10. Pada Pancrease anilare paling baik ditangani dengan duodenoduoderostomi
tanpa memisahkan pancrease dengan meninggalkan sependek mungkin
bagian lingkungan yang tidak berfungsi. Obstruksi duodenum diafragmatika
dikelola dengan diadenoplasti karena ada kemungkinan bahwa duktus
koledafus dapat bermuara pada diafragma sendiri.
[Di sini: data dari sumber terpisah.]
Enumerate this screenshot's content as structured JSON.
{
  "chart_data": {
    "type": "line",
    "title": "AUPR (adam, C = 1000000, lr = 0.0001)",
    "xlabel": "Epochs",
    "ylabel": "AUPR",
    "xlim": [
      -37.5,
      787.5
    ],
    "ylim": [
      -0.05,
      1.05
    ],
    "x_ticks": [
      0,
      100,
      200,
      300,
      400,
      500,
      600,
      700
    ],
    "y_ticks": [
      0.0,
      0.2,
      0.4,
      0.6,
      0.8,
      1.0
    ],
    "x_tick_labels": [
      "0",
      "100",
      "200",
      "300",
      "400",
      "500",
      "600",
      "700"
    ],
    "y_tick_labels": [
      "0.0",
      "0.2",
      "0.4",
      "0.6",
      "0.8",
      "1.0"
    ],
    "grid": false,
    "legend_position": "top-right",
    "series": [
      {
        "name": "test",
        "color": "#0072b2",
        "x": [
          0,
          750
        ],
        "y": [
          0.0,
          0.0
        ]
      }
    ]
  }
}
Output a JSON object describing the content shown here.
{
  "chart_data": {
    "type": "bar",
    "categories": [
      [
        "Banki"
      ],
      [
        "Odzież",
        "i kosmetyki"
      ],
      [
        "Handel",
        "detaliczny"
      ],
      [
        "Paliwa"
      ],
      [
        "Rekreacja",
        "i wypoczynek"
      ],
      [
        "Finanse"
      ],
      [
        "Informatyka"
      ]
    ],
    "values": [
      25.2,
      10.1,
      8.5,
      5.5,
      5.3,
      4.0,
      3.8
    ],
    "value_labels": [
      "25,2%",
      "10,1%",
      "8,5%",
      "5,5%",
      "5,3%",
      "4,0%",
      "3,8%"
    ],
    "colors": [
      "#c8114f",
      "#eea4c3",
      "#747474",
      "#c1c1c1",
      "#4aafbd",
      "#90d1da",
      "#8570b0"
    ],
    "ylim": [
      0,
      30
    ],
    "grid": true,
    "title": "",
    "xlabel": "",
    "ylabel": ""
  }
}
11. Tuba orogastrik dipasang untuk mendekompresi lambung. Dehidrasi dan
ketidakseimbangan elektrolit dikoreksi dengan memberikan cairan dan
elektrolit melalui infus intravena. Lakukan juga evaluasi kelainan kongenital
lainnya. Masalah terkait (misalnya sindrom Down) juga harus ditangani.
12. Pembedahan untuk mengoreksi kebuntuan duodenum perlu dilakukan
namun tidak darurat. Pendekatan bedah tergantung pada sifat abnormalitas.
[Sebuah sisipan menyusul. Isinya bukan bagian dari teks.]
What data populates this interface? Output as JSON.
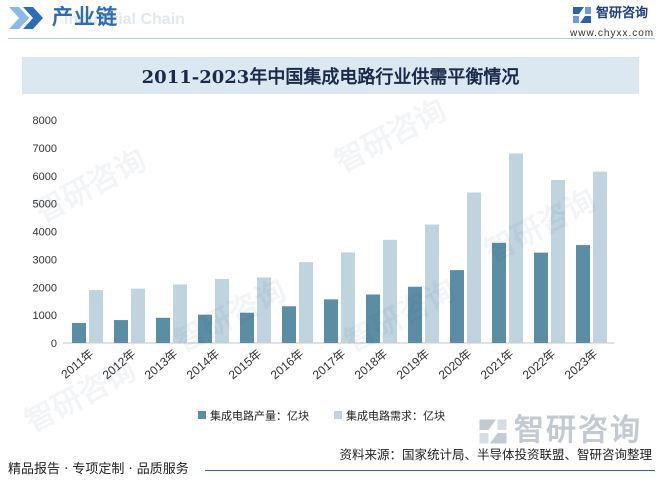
{
  "header": {
    "title": "产业链",
    "ghost_text": "Industrial Chain",
    "icon": "double-chevron-icon",
    "accent_color": "#2c6db6"
  },
  "brand": {
    "name": "智研咨询",
    "url": "www.chyxx.com",
    "icon": "brand-logo-icon",
    "color": "#1e3d79"
  },
  "chart_data": {
    "type": "bar",
    "title": "2011-2023年中国集成电路行业供需平衡情况",
    "categories": [
      "2011年",
      "2012年",
      "2013年",
      "2014年",
      "2015年",
      "2016年",
      "2017年",
      "2018年",
      "2019年",
      "2020年",
      "2021年",
      "2022年",
      "2023年"
    ],
    "series": [
      {
        "name": "集成电路产量：亿块",
        "color": "#5b8ea5",
        "values": [
          720,
          823,
          904,
          1016,
          1087,
          1318,
          1565,
          1740,
          2018,
          2615,
          3594,
          3242,
          3514
        ]
      },
      {
        "name": "集成电路需求：亿块",
        "color": "#bfd4de",
        "values": [
          1900,
          1950,
          2100,
          2300,
          2350,
          2900,
          3250,
          3700,
          4250,
          5400,
          6800,
          5850,
          6150
        ]
      }
    ],
    "xlabel": "",
    "ylabel": "",
    "ylim": [
      0,
      8000
    ],
    "yticks": [
      0,
      1000,
      2000,
      3000,
      4000,
      5000,
      6000,
      7000,
      8000
    ],
    "grid": false,
    "legend": "bottom"
  },
  "watermark": {
    "text": "智研咨询"
  },
  "footer": {
    "source": "资料来源：国家统计局、半导体投资联盟、智研咨询整理",
    "slogan": "精品报告 · 专项定制 · 品质服务"
  }
}
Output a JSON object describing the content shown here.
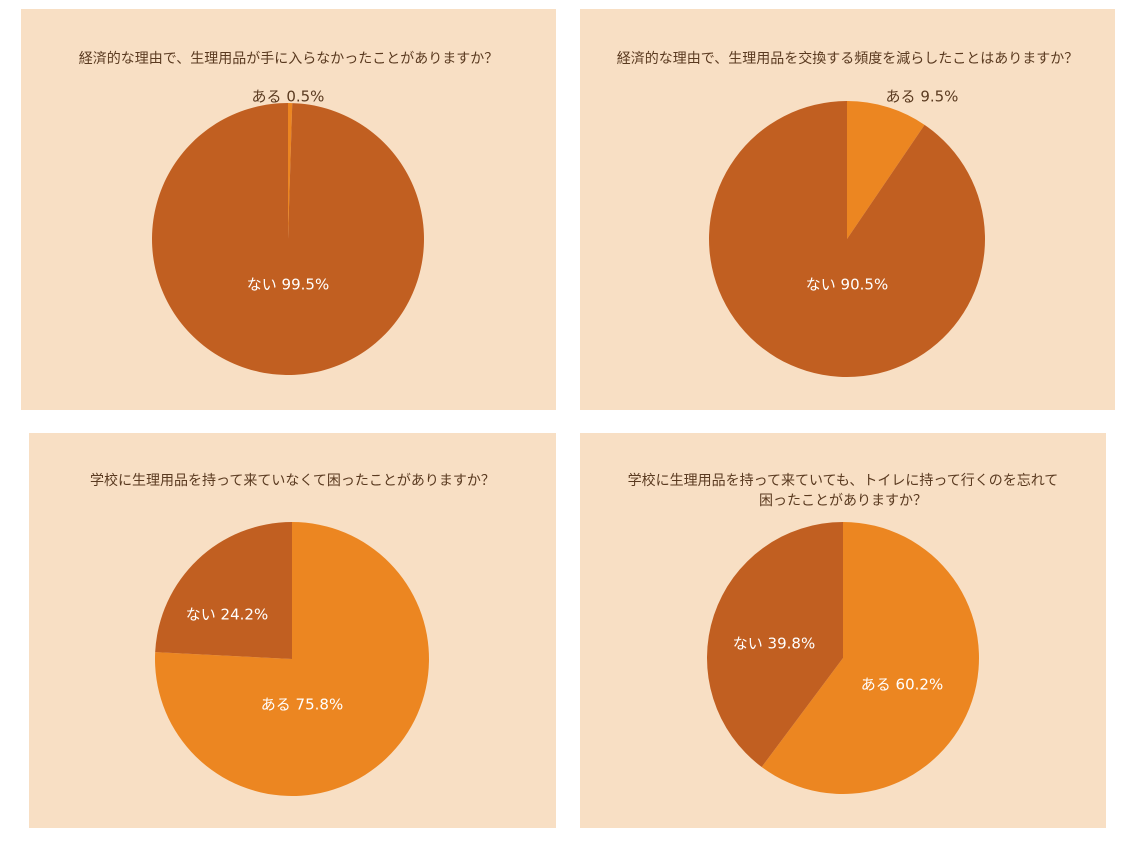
{
  "colors": {
    "panel_bg": "#f8dfc4",
    "dark_orange": "#c15f21",
    "orange": "#ec8621",
    "title_text": "#5a3a20"
  },
  "chart_data": [
    {
      "type": "pie",
      "title": "経済的な理由で、生理用品が手に入らなかったことがありますか？",
      "slices": [
        {
          "label": "ある",
          "value": 0.5,
          "value_text": "0.5%",
          "color": "#ec8621"
        },
        {
          "label": "ない",
          "value": 99.5,
          "value_text": "99.5%",
          "color": "#c15f21"
        }
      ]
    },
    {
      "type": "pie",
      "title": "経済的な理由で、生理用品を交換する頻度を減らしたことはありますか？",
      "slices": [
        {
          "label": "ある",
          "value": 9.5,
          "value_text": "9.5%",
          "color": "#ec8621"
        },
        {
          "label": "ない",
          "value": 90.5,
          "value_text": "90.5%",
          "color": "#c15f21"
        }
      ]
    },
    {
      "type": "pie",
      "title": "学校に生理用品を持って来ていなくて困ったことがありますか？",
      "slices": [
        {
          "label": "ある",
          "value": 75.8,
          "value_text": "75.8%",
          "color": "#ec8621"
        },
        {
          "label": "ない",
          "value": 24.2,
          "value_text": "24.2%",
          "color": "#c15f21"
        }
      ]
    },
    {
      "type": "pie",
      "title": "学校に生理用品を持って来ていても、トイレに持って行くのを忘れて\n困ったことがありますか？",
      "slices": [
        {
          "label": "ある",
          "value": 60.2,
          "value_text": "60.2%",
          "color": "#ec8621"
        },
        {
          "label": "ない",
          "value": 39.8,
          "value_text": "39.8%",
          "color": "#c15f21"
        }
      ]
    }
  ]
}
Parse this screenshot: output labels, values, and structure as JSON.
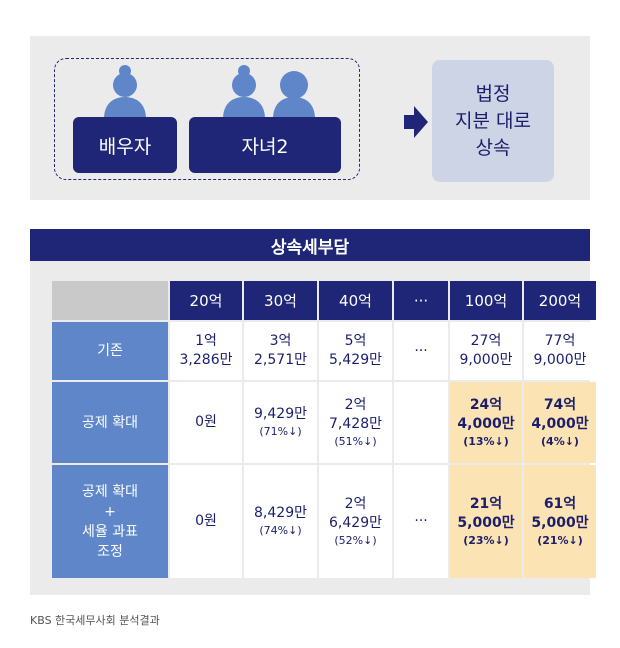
{
  "diagram": {
    "heirs": [
      "배우자",
      "자녀2"
    ],
    "result_lines": [
      "법정",
      "지분 대로",
      "상속"
    ]
  },
  "table": {
    "title": "상속세부담",
    "columns": [
      "20억",
      "30억",
      "40억",
      "···",
      "100억",
      "200억"
    ],
    "rows": [
      {
        "label_lines": [
          "기존"
        ],
        "cells": [
          {
            "lines": [
              "1억",
              "3,286만"
            ],
            "note": ""
          },
          {
            "lines": [
              "3억",
              "2,571만"
            ],
            "note": ""
          },
          {
            "lines": [
              "5억",
              "5,429만"
            ],
            "note": ""
          },
          {
            "lines": [
              "···"
            ],
            "note": ""
          },
          {
            "lines": [
              "27억",
              "9,000만"
            ],
            "note": ""
          },
          {
            "lines": [
              "77억",
              "9,000만"
            ],
            "note": ""
          }
        ]
      },
      {
        "label_lines": [
          "공제 확대"
        ],
        "cells": [
          {
            "lines": [
              "0원"
            ],
            "note": ""
          },
          {
            "lines": [
              "9,429만"
            ],
            "note": "(71%↓)"
          },
          {
            "lines": [
              "2억",
              "7,428만"
            ],
            "note": "(51%↓)"
          },
          {
            "lines": [
              ""
            ],
            "note": ""
          },
          {
            "lines": [
              "24억",
              "4,000만"
            ],
            "note": "(13%↓)"
          },
          {
            "lines": [
              "74억",
              "4,000만"
            ],
            "note": "(4%↓)"
          }
        ]
      },
      {
        "label_lines": [
          "공제 확대",
          "+",
          "세율 과표",
          "조정"
        ],
        "cells": [
          {
            "lines": [
              "0원"
            ],
            "note": ""
          },
          {
            "lines": [
              "8,429만"
            ],
            "note": "(74%↓)"
          },
          {
            "lines": [
              "2억",
              "6,429만"
            ],
            "note": "(52%↓)"
          },
          {
            "lines": [
              "···"
            ],
            "note": ""
          },
          {
            "lines": [
              "21억",
              "5,000만"
            ],
            "note": "(23%↓)"
          },
          {
            "lines": [
              "61억",
              "5,000만"
            ],
            "note": "(21%↓)"
          }
        ]
      }
    ]
  },
  "source": "KBS 한국세무사회 분석결과"
}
Prosedur operatif standar saat ini berupa duodenoduodenostomi melalui
insisi pada kuadran kanan atas, meskipun dengan perkembangan yang ada
telah dimungkinkan untuk melakukan koreksi Atresia duodeni dengan cara
yang minimal invasif.
Indikasi operasi :
Kecuali bila ada kondisi yang mengancam jiwa, operasi diindikasikan
untuk semua bayi yang mengalami kondisi ini, karena malformasi ini dapat
diperbaiki dengan sempurna
Komplikasi
Dapat ditemukan kelainan kongenital lainnya. Mudah terjadi dehidrasi,
terutama bila tidak terpasang line intravena. Setelah pembedahan, dapat terjadi
komplikasi lanjut seperti pembengkakan duodenum (megaduodenum), gangguan
motilitas usus, atau refluks gastroesofageal
G. Asuhan kebidanan Atresia Duodeni yang tepat
1. Perbaikan keadaan umum dengan mengatasi muntah-muntah sebelum
operasi.
2. Berikan informed consent dan informena choice sebelum dilakukan rujukan.
BAB III
PENUTUP

A. Kesimpulan
Atresia duodeni adalah kondisi dimana duodenum tidak berkembang baik.
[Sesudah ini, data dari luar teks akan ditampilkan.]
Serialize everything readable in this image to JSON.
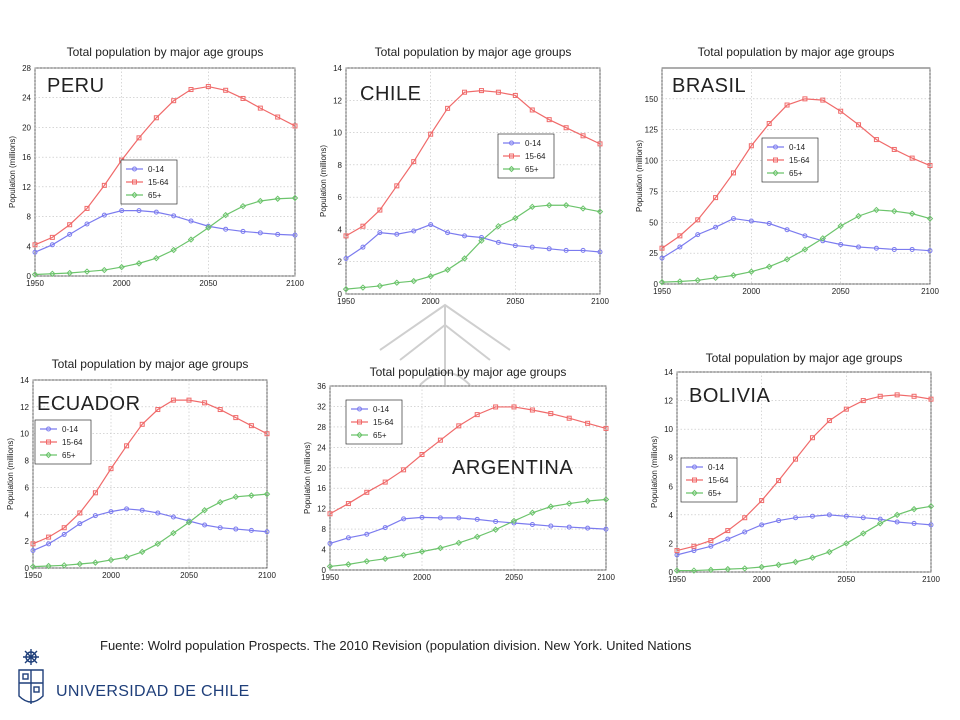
{
  "caption": "Fuente: Wolrd population Prospects. The 2010 Revision (population division. New York. United Nations",
  "logo": {
    "name": "UNIVERSIDAD DE CHILE",
    "color": "#1f3f7a"
  },
  "series_colors": {
    "0-14": "#7b7bef",
    "15-64": "#f06a6a",
    "65+": "#6cc46c"
  },
  "chart_data": [
    {
      "type": "line",
      "country": "PERU",
      "title": "Total population by major age groups",
      "ylabel": "Population (millions)",
      "xlabel": "",
      "xlim": [
        1950,
        2100
      ],
      "ylim": [
        0,
        28
      ],
      "xticks": [
        1950,
        2000,
        2050,
        2100
      ],
      "yticks": [
        0,
        4,
        8,
        12,
        16,
        20,
        24,
        28
      ],
      "x": [
        1950,
        1960,
        1970,
        1980,
        1990,
        2000,
        2010,
        2020,
        2030,
        2040,
        2050,
        2060,
        2070,
        2080,
        2090,
        2100
      ],
      "series": [
        {
          "name": "0-14",
          "values": [
            3.2,
            4.2,
            5.6,
            7.0,
            8.2,
            8.8,
            8.8,
            8.6,
            8.1,
            7.4,
            6.7,
            6.3,
            6.0,
            5.8,
            5.6,
            5.5
          ]
        },
        {
          "name": "15-64",
          "values": [
            4.2,
            5.2,
            6.9,
            9.1,
            12.2,
            15.6,
            18.6,
            21.3,
            23.6,
            25.1,
            25.5,
            25.0,
            23.9,
            22.6,
            21.4,
            20.2
          ]
        },
        {
          "name": "65+",
          "values": [
            0.2,
            0.3,
            0.4,
            0.6,
            0.8,
            1.2,
            1.7,
            2.4,
            3.5,
            4.9,
            6.5,
            8.2,
            9.4,
            10.1,
            10.4,
            10.5
          ]
        }
      ]
    },
    {
      "type": "line",
      "country": "CHILE",
      "title": "Total population by major age groups",
      "ylabel": "Population (millions)",
      "xlabel": "",
      "xlim": [
        1950,
        2100
      ],
      "ylim": [
        0,
        14
      ],
      "xticks": [
        1950,
        2000,
        2050,
        2100
      ],
      "yticks": [
        0,
        2,
        4,
        6,
        8,
        10,
        12,
        14
      ],
      "x": [
        1950,
        1960,
        1970,
        1980,
        1990,
        2000,
        2010,
        2020,
        2030,
        2040,
        2050,
        2060,
        2070,
        2080,
        2090,
        2100
      ],
      "series": [
        {
          "name": "0-14",
          "values": [
            2.2,
            2.9,
            3.8,
            3.7,
            3.9,
            4.3,
            3.8,
            3.6,
            3.5,
            3.2,
            3.0,
            2.9,
            2.8,
            2.7,
            2.7,
            2.6
          ]
        },
        {
          "name": "15-64",
          "values": [
            3.6,
            4.2,
            5.2,
            6.7,
            8.2,
            9.9,
            11.5,
            12.5,
            12.6,
            12.5,
            12.3,
            11.4,
            10.8,
            10.3,
            9.8,
            9.3
          ]
        },
        {
          "name": "65+",
          "values": [
            0.3,
            0.4,
            0.5,
            0.7,
            0.8,
            1.1,
            1.5,
            2.2,
            3.3,
            4.2,
            4.7,
            5.4,
            5.5,
            5.5,
            5.3,
            5.1
          ]
        }
      ]
    },
    {
      "type": "line",
      "country": "BRASIL",
      "title": "Total population by major age groups",
      "ylabel": "Population (millions)",
      "xlabel": "",
      "xlim": [
        1950,
        2100
      ],
      "ylim": [
        0,
        175
      ],
      "xticks": [
        1950,
        2000,
        2050,
        2100
      ],
      "yticks": [
        0,
        25,
        50,
        75,
        100,
        125,
        150
      ],
      "x": [
        1950,
        1960,
        1970,
        1980,
        1990,
        2000,
        2010,
        2020,
        2030,
        2040,
        2050,
        2060,
        2070,
        2080,
        2090,
        2100
      ],
      "series": [
        {
          "name": "0-14",
          "values": [
            21,
            30,
            40,
            46,
            53,
            51,
            49,
            44,
            39,
            35,
            32,
            30,
            29,
            28,
            28,
            27
          ]
        },
        {
          "name": "15-64",
          "values": [
            29,
            39,
            52,
            70,
            90,
            112,
            130,
            145,
            150,
            149,
            140,
            129,
            117,
            109,
            102,
            96
          ]
        },
        {
          "name": "65+",
          "values": [
            1.5,
            2,
            3,
            5,
            7,
            10,
            14,
            20,
            28,
            37,
            47,
            55,
            60,
            59,
            57,
            53
          ]
        }
      ]
    },
    {
      "type": "line",
      "country": "ECUADOR",
      "title": "Total population by major age groups",
      "ylabel": "Population (millions)",
      "xlabel": "",
      "xlim": [
        1950,
        2100
      ],
      "ylim": [
        0,
        14
      ],
      "xticks": [
        1950,
        2000,
        2050,
        2100
      ],
      "yticks": [
        0,
        2,
        4,
        6,
        8,
        10,
        12,
        14
      ],
      "x": [
        1950,
        1960,
        1970,
        1980,
        1990,
        2000,
        2010,
        2020,
        2030,
        2040,
        2050,
        2060,
        2070,
        2080,
        2090,
        2100
      ],
      "series": [
        {
          "name": "0-14",
          "values": [
            1.3,
            1.8,
            2.5,
            3.3,
            3.9,
            4.2,
            4.4,
            4.3,
            4.1,
            3.8,
            3.5,
            3.2,
            3.0,
            2.9,
            2.8,
            2.7
          ]
        },
        {
          "name": "15-64",
          "values": [
            1.8,
            2.3,
            3.0,
            4.1,
            5.6,
            7.4,
            9.1,
            10.7,
            11.8,
            12.5,
            12.5,
            12.3,
            11.8,
            11.2,
            10.6,
            10.0
          ]
        },
        {
          "name": "65+",
          "values": [
            0.1,
            0.15,
            0.2,
            0.3,
            0.4,
            0.6,
            0.8,
            1.2,
            1.8,
            2.6,
            3.4,
            4.3,
            4.9,
            5.3,
            5.4,
            5.5
          ]
        }
      ]
    },
    {
      "type": "line",
      "country": "ARGENTINA",
      "title": "Total population by major age groups",
      "ylabel": "Population (millions)",
      "xlabel": "",
      "xlim": [
        1950,
        2100
      ],
      "ylim": [
        0,
        36
      ],
      "xticks": [
        1950,
        2000,
        2050,
        2100
      ],
      "yticks": [
        0,
        4,
        8,
        12,
        16,
        20,
        24,
        28,
        32,
        36
      ],
      "x": [
        1950,
        1960,
        1970,
        1980,
        1990,
        2000,
        2010,
        2020,
        2030,
        2040,
        2050,
        2060,
        2070,
        2080,
        2090,
        2100
      ],
      "series": [
        {
          "name": "0-14",
          "values": [
            5.2,
            6.3,
            7.0,
            8.3,
            10.0,
            10.3,
            10.2,
            10.2,
            9.9,
            9.5,
            9.2,
            8.9,
            8.6,
            8.4,
            8.2,
            8.0
          ]
        },
        {
          "name": "15-64",
          "values": [
            11.0,
            13.0,
            15.2,
            17.2,
            19.6,
            22.6,
            25.4,
            28.2,
            30.4,
            31.9,
            31.9,
            31.3,
            30.6,
            29.7,
            28.7,
            27.7
          ]
        },
        {
          "name": "65+",
          "values": [
            0.7,
            1.1,
            1.7,
            2.2,
            2.9,
            3.6,
            4.3,
            5.3,
            6.5,
            7.9,
            9.6,
            11.2,
            12.4,
            13.0,
            13.5,
            13.8
          ]
        }
      ]
    },
    {
      "type": "line",
      "country": "BOLIVIA",
      "title": "Total population by major age groups",
      "ylabel": "Population (millions)",
      "xlabel": "",
      "xlim": [
        1950,
        2100
      ],
      "ylim": [
        0,
        14
      ],
      "xticks": [
        1950,
        2000,
        2050,
        2100
      ],
      "yticks": [
        0,
        2,
        4,
        6,
        8,
        10,
        12,
        14
      ],
      "x": [
        1950,
        1960,
        1970,
        1980,
        1990,
        2000,
        2010,
        2020,
        2030,
        2040,
        2050,
        2060,
        2070,
        2080,
        2090,
        2100
      ],
      "series": [
        {
          "name": "0-14",
          "values": [
            1.2,
            1.5,
            1.8,
            2.3,
            2.8,
            3.3,
            3.6,
            3.8,
            3.9,
            4.0,
            3.9,
            3.8,
            3.7,
            3.5,
            3.4,
            3.3
          ]
        },
        {
          "name": "15-64",
          "values": [
            1.5,
            1.8,
            2.2,
            2.9,
            3.8,
            5.0,
            6.4,
            7.9,
            9.4,
            10.6,
            11.4,
            12.0,
            12.3,
            12.4,
            12.3,
            12.1
          ]
        },
        {
          "name": "65+",
          "values": [
            0.1,
            0.1,
            0.15,
            0.2,
            0.25,
            0.35,
            0.5,
            0.7,
            1.0,
            1.4,
            2.0,
            2.7,
            3.4,
            4.0,
            4.4,
            4.6
          ]
        }
      ]
    }
  ]
}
Atresia intestinal merupakan obstruksi yang sering terjadi pada bayi baru lahir,
50% kasus atresia intestinal terjadi pada duodenum. Penyebab Atresia duodeni
adalah kegagalan rekanalisasi lumen usus selama masa kehamilan minggu ke-4
dan ke-5. Gejala Atresia duodeni adalah adanya pembengkakan abdomen
bagian atas, muntah banyak segera setelah lahir, berwarna kehijauan akibat
adanya empedu (biliosa), muntah terus-menerus meskipun bayi dipuasakan
selama beberapa jam, tidak memproduksi urin setelah beberapa kali buang air
kecil, dan hilangnya bising usus setelah beberapa kali buang air besar
mekonium. Penatalaksanaannya dengan pemberian terapi cairan intravena dan
dilakukan tindakan duodenoduodenostomi.

B. Saran
Sebagai mahasiswa kebidanan perlu mempelajari tentang kelaianan bawaan
dan penatalaksanannya khususnya atresia duodenum untuk tambahan ilmu
pengetahuan dan bekal kita apabila sudah mengabdi dimasyarakat atau di
tempat pelayanan kesehatan.
DAFTAR PUSTAKA

Behrman, dkk.1996. Ilmu Kesehatan Anak Nelson Volume II E/15. Jakarta: EGC
Jong, Wim D. 2004. Buku Ajar Ilmu Bedah edisi 2. Jakarta: EGC
Fraser, Diane. 2003. Buku Ajar Bidan Myles Edisi 14. Jakarta: EGC
Widiastuti, I Dewa Ayu, dan I Made Darmajaya. Jurnal Diagnosis dan Tatalaksana
Atresia Duodenum. Portal Garuda. Di unduh tanggal 28 Oktober 2015.